On Oct. 16, 1814, a worker at Meux Reid Co.’s Horse Shoe Brewery overlooked a crack in one of the 500-pound cast-iron bands binding a 22-foot-high vat full of ale. It was one of 29 hoops securing the wooden storage vessels, the worker reasoned, so a little crack shouldn’t be a problem.

An hour later the vat burst with a crash that could be heard for miles. The 125,000-gallon wave of dark porter ale and shattered staves burst another vat holding 25,000 gallons of porter then blasted through the 25-foot-high brewery wall built with foot-thick bricks.

Next door on Trottenham Court Road, a Mrs. Barfield was serving tea when the beer wave hit her home. She escaped, but her 4-year-old daughter and two guests drowned.

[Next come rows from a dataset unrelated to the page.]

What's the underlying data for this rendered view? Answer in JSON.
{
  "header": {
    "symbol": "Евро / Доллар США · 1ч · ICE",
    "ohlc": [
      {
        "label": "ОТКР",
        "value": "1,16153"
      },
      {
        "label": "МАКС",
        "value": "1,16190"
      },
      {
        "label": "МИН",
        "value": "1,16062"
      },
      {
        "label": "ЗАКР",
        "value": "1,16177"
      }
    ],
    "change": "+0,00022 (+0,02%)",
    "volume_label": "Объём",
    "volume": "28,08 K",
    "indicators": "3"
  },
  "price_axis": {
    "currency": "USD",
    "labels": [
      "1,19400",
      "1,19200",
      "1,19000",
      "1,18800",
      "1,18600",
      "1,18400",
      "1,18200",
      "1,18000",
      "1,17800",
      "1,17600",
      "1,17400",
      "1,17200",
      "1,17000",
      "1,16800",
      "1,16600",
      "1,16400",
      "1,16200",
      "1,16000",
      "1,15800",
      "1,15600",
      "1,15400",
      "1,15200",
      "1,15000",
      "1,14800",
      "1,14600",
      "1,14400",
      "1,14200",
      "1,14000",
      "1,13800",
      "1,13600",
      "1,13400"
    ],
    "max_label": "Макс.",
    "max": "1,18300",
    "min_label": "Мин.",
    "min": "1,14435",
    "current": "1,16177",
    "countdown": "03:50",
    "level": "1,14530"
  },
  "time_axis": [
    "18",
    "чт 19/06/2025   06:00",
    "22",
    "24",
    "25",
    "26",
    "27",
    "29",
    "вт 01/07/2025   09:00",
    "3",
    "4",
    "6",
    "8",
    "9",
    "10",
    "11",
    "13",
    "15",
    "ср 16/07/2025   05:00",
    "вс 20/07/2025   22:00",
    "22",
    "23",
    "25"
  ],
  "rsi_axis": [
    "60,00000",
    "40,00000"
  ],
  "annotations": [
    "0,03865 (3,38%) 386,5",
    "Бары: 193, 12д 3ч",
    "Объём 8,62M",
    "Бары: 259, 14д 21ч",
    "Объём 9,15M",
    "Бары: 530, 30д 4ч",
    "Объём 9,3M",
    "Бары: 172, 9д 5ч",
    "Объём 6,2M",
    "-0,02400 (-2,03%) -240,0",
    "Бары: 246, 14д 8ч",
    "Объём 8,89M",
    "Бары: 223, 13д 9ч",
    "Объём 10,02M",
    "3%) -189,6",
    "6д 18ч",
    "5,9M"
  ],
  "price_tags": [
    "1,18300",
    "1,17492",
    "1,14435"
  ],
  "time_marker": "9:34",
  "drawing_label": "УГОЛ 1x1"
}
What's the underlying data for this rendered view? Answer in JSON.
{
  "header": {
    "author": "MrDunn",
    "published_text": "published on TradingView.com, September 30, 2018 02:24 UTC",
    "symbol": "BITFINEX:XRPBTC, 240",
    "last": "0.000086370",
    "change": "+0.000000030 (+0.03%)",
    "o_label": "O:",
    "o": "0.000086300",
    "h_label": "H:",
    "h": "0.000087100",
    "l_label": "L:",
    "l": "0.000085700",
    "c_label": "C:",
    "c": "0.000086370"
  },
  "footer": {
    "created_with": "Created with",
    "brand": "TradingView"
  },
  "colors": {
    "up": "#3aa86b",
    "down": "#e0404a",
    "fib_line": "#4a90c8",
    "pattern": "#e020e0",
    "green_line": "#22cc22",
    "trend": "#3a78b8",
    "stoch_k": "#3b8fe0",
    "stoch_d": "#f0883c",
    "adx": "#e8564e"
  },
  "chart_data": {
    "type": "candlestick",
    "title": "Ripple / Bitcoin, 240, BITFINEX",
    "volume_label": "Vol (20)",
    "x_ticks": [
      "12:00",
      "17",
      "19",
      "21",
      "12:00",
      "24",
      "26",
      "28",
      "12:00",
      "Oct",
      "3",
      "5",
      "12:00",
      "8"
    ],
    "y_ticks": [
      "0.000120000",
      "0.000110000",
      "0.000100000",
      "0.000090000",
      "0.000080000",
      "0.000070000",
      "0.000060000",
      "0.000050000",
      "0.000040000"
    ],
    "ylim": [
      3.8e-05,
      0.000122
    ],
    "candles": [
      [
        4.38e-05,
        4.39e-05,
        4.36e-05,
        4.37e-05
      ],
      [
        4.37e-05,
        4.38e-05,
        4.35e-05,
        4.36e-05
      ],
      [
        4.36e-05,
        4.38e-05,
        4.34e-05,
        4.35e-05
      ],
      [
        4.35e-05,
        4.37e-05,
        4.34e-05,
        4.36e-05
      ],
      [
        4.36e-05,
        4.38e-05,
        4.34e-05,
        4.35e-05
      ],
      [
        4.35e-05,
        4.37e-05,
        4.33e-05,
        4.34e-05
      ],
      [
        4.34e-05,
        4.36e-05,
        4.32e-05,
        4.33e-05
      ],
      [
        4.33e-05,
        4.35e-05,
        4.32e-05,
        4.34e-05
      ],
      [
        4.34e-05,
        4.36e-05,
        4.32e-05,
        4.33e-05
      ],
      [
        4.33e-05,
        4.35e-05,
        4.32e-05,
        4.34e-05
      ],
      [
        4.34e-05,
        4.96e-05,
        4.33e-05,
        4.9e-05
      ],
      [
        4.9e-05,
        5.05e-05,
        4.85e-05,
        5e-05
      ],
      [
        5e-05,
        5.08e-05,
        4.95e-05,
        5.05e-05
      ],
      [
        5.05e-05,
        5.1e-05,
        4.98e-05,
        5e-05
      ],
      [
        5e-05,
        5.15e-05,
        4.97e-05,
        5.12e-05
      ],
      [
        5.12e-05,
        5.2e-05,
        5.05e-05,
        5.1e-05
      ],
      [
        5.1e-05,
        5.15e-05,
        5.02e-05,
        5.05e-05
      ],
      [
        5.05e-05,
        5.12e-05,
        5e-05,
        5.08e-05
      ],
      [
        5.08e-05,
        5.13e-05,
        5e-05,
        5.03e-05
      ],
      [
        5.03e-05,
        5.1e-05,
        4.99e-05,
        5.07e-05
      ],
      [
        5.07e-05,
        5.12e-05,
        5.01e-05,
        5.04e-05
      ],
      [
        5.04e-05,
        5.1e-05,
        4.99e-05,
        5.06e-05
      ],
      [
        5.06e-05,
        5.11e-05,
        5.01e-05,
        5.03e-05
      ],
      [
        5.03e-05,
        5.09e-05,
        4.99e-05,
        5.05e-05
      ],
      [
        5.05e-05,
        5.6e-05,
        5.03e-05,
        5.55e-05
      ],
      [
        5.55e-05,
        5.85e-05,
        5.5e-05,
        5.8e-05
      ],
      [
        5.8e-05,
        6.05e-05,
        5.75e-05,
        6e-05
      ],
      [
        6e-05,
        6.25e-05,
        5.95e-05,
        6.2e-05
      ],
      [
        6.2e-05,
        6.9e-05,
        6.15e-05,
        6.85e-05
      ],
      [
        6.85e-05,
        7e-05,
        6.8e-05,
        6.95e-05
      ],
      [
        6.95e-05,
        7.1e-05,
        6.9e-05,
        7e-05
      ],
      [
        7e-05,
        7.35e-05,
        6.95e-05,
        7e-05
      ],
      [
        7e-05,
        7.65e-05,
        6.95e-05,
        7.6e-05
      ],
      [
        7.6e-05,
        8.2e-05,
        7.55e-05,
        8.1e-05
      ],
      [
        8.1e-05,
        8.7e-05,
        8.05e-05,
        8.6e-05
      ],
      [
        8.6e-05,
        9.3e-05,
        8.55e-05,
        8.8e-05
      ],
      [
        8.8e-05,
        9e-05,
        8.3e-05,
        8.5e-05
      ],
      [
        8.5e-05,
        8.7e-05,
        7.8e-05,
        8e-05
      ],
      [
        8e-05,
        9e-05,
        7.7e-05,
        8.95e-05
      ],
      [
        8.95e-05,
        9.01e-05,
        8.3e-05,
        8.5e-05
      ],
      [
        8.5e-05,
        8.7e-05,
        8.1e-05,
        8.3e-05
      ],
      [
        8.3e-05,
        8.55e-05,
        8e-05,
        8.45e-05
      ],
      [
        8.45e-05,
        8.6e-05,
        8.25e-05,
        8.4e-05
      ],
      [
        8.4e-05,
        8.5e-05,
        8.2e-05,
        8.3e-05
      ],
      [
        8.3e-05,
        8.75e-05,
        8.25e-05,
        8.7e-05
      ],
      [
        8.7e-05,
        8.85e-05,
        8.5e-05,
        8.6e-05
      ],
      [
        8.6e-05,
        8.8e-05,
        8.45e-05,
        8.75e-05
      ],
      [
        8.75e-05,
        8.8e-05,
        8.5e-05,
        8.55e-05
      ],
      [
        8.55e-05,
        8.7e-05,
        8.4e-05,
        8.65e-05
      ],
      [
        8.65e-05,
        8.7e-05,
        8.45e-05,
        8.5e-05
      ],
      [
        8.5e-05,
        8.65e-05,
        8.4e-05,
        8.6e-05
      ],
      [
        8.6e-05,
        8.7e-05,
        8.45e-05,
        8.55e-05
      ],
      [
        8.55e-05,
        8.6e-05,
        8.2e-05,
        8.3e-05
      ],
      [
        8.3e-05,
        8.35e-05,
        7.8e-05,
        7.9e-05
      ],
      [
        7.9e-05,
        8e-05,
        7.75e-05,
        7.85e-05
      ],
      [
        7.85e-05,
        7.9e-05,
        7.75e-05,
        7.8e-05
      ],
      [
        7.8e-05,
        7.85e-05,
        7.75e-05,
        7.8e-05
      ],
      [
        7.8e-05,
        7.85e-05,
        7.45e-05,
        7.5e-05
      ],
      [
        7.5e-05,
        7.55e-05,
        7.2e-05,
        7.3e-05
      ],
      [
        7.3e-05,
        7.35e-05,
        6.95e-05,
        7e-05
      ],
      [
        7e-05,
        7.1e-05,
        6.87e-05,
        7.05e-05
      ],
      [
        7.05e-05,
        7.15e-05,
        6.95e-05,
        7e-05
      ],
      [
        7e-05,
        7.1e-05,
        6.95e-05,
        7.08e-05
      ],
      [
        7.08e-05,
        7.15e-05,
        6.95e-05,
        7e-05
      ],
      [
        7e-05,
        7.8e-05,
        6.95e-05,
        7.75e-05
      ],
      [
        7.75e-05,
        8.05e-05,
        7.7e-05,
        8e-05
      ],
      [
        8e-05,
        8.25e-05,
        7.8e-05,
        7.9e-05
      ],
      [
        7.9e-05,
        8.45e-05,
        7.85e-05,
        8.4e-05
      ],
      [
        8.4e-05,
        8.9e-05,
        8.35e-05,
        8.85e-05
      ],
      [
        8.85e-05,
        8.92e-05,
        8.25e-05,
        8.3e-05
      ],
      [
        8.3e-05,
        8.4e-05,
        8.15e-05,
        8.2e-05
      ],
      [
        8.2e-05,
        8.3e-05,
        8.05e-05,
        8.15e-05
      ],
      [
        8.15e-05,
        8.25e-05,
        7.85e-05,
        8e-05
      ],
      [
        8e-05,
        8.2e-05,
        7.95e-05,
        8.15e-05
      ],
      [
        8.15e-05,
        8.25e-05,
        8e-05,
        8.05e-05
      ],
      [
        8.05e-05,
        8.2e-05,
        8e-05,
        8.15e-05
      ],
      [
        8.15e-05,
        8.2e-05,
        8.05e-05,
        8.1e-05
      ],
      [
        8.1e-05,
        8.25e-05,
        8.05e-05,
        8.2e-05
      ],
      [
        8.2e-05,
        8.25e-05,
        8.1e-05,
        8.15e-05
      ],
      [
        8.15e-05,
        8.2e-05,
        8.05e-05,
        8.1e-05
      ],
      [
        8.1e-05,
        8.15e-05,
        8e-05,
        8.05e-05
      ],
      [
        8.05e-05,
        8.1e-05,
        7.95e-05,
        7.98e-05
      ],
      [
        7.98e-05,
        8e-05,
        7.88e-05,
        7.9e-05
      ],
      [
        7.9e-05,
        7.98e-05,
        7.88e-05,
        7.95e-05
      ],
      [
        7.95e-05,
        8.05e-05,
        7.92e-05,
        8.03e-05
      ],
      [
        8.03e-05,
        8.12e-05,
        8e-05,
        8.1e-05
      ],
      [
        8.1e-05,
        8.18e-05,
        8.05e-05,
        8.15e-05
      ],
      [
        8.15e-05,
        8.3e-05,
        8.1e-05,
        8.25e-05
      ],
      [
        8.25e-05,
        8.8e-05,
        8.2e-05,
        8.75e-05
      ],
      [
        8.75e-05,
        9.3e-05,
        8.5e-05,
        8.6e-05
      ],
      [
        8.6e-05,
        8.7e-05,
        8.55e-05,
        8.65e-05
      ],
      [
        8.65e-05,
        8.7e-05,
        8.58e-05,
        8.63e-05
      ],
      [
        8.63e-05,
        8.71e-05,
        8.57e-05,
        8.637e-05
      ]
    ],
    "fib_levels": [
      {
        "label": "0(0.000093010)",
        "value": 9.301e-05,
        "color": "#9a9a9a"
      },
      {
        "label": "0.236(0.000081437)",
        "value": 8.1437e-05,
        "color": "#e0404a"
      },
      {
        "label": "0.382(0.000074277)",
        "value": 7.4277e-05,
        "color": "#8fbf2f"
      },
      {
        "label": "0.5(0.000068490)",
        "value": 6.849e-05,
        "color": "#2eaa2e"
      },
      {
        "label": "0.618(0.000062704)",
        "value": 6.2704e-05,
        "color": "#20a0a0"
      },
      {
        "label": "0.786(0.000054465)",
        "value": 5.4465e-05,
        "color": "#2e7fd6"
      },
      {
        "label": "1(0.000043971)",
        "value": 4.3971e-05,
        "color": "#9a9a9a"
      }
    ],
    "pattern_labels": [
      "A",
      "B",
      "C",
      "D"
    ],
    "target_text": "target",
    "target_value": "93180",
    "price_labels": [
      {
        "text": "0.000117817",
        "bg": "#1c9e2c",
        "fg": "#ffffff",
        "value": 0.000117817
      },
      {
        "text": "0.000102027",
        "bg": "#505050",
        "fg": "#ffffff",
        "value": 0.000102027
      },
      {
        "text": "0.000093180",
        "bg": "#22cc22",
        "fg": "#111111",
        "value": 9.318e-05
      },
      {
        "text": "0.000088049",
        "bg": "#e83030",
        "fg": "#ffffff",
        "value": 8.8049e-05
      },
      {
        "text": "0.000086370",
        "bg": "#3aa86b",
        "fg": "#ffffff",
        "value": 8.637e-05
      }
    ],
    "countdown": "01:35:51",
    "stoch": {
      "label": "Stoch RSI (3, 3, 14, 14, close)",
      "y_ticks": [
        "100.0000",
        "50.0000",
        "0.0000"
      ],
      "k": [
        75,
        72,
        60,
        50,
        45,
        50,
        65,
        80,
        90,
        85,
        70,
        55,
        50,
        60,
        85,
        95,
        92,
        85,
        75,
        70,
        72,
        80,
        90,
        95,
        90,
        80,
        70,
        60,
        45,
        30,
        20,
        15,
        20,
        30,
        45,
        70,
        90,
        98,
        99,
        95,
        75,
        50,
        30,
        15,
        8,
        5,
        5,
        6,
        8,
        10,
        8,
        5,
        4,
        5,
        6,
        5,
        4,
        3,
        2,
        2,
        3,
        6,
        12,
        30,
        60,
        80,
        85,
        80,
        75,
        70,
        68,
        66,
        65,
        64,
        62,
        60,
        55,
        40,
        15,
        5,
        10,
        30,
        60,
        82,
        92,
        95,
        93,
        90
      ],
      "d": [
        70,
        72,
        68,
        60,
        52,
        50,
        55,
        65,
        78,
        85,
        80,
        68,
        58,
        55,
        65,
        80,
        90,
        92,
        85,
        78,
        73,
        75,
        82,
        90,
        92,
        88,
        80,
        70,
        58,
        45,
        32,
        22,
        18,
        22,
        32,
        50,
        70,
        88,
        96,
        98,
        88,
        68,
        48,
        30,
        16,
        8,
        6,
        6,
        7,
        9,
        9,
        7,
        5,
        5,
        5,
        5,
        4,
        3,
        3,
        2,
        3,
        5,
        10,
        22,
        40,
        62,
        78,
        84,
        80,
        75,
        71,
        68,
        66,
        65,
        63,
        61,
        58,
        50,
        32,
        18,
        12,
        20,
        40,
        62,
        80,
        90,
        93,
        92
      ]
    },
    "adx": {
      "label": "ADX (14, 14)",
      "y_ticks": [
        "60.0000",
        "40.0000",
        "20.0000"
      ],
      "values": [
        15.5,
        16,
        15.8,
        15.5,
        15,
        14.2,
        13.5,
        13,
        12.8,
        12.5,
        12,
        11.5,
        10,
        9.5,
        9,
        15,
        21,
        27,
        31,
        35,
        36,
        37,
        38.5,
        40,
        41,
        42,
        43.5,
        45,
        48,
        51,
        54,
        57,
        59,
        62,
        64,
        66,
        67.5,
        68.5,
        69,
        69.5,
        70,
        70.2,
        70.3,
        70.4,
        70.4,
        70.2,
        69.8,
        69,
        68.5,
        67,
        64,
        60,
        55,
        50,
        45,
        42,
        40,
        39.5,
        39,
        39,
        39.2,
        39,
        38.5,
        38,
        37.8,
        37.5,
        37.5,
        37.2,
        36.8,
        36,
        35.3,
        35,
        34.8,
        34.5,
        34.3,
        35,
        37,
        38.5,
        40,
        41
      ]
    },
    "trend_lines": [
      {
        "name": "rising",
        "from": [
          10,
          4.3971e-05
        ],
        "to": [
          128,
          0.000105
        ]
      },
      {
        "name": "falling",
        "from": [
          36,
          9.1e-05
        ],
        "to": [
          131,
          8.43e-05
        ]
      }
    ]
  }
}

The river of beer devastated the neighboring community of mostly poor people, flooding houses, shops and taverns. Attempts to help the wounded often were hampered by people scrambling for the free beer. Mobs formed over beer puddles. More than a dozen more people died in the madness.

Patients at the local hospital began rioting when the smell from the beer-soaked injured touched off a rumor that the staff was holding back on the patients’ presumed beer ration.

It got worse. At the morgue, someone started charging admission for the public to view the disaster victims. People packed the room, causing the floor to collapse. More people died.

The official inquest ruled the incident was an accident. But it was an accident waiting to happen, the byproduct of the bigger-is-better ethos of the Industrial Revolution that simply grew out of control.

At the time, porter was all the rage and English breweries expanded quickly in an effort to reap unprecedented profits. Bigger wooden aging vats were the solution that helped push porter production to more than 7 million gallons a year.

The competition touched off what only can be described as a case of vat envy. Henry Thrale grabbed headlines when he premiered one of his huge vats with a seated dinner inside for 100 people. Meux responded with a vat that was 60 feet wide and 23 feet high. Two hundred were seated inside for its premiere gala dinner.

The disaster did not cool the industry’s ardor for giant fermenting vessels. When Samuel Whitbread opened his state-of-the-art porter brewery in 1842, its storage cisterns could hold 124,000 gallons of porter.

But fortunately, the Meux brewery disaster and its horrific aftermath would not be repeated.

This story is based on accounts by Alan Eames in his book “Secret Life of Beer,” and Roger Protz in his book “The Ale Trail.”